Though the show generally only features Costello and Kaszyca, they are occasionally joined by guests. Guests have included people the hosts met at school, members of Costello's family (both her sister and her mother), and other creators and activists in the asexual and aromantic communities. In episode 117, they were joined by Yasmin Benoit, a notable aro-ace activist and model. They subsequently removed this episode from their playlists at Benoit's request.

They frequently draw suggestions for episode topics and interact with fans through their Discord server.

==Media and events==
- In December 2018, the podcast was featured in the annual Sex Issue published by The Michigan Daily.
- In June 2019, Costello and Kaszyca appeared on the Star Wars podcast Friends of the Force: A Star Wars Podcast. The group discussed the Eleven-Thirty Eight article "The Asexual Awakens – An Interpretation of the Journey to Adulthood", and Costello put forth her headcanon that Luke Skywalker and Rey of Star Wars are aro-ace.
- In October 2019, the podcast was featured in a series of interview blogs written by the Asexual Visibility and Education Network (AVEN) for Asexual Awareness Week.
- In October 2019, Costello and Kaszyca gave a talk titled "Creating While Asexual" at the University of Michigan Spectrum Center.
- In February 2020, Costello was featured in a series of interview blogs written by the Asexual Visibility and Education Network (AVEN) for Aromantic Spectrum Awareness Week.
- In February 2020, the podcast was featured alongside the aro-ace podcast A OK in an Aromantic Spectrum Awareness Week article by them.
- In May 2020, Costello and Kaszyca hosted a livestream fundraiser to raise money for the World Health Organization/United Nations COVID-19 Solidarity Response Fund. They were joined on the livestream by YouTuber Emi Salida, members of the Aromantic-spectrum Union for Recognition, Education, and Advocacy (AUREA), blogger Rose Sinclair, YouTuber Daniel Walker, comedian Eliott Simpson, podcaster Courtney Lang, activist Yasmin Benoit, and AVEN founder David Jay. Ultimately, $4,111 was raised for the cause.
- In September 2020, Costello and Kaszyca were panelists at the UK Asexuality Conference 2020 Edition. Costello spoke on the Aro Aces panel while Kaszyca spoke on the Romantic Relationships and Grey-Asexuality & Demisexuality panels.
- In January 2021, Costello and Kaszyca were guests on the podcast Queery, discussing aspec identities, getting excluded from the queer community, and their private and public instances of coming out.
- In March 2024, the Michigan magazine Between the Lines published a front page article about Costello and Kaszyca and the creation of the podcast in the March issue of the magazine.

==Book==
On December 8, 2020, the show's official Twitter account announced that Costello and Kaszyca would be releasing a book, focusing on "the aspec lens, asexual relationships, and how the aspec mindset can apply to every aspect of your life."

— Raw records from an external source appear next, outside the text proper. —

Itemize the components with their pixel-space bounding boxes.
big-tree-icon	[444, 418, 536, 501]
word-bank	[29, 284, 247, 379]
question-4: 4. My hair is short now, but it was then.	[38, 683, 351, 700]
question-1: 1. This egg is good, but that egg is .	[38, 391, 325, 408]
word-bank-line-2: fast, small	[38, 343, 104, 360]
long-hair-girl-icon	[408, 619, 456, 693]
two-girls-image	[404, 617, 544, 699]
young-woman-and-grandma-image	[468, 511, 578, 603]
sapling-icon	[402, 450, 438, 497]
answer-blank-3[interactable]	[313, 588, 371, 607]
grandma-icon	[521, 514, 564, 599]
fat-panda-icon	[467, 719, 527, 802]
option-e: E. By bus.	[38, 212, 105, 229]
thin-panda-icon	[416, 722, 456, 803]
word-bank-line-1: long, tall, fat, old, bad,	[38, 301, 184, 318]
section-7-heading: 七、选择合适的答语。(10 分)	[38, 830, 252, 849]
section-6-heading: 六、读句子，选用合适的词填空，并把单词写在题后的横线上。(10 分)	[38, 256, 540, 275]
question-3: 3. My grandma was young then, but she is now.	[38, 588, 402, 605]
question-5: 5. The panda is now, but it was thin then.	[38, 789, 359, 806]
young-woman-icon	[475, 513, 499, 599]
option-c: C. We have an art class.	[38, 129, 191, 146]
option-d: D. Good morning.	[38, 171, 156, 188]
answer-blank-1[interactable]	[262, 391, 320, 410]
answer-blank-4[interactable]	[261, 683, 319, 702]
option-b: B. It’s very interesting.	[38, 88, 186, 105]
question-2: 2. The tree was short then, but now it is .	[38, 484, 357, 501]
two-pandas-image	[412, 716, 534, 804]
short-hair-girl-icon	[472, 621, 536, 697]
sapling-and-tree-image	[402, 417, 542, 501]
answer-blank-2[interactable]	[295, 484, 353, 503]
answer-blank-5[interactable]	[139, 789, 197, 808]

On February 21, 2023, the book Sounds Fake but Okay: An Asexual and Aromantic Perspective on Love, Relationships, Sex, and Pretty Much Anything Else was published by Jessica Kingsley Publishers.

== Awards and recognitions ==
- In November 2020, Costello and Kaszyca, along with their podcast, were honored the 2020 Discover Pods Award for "Best LGBTQ+ Culture Podcast".

- In April 2023, Cosmopolitan recognized the podcast as one of the "14 best podcasts of 2023".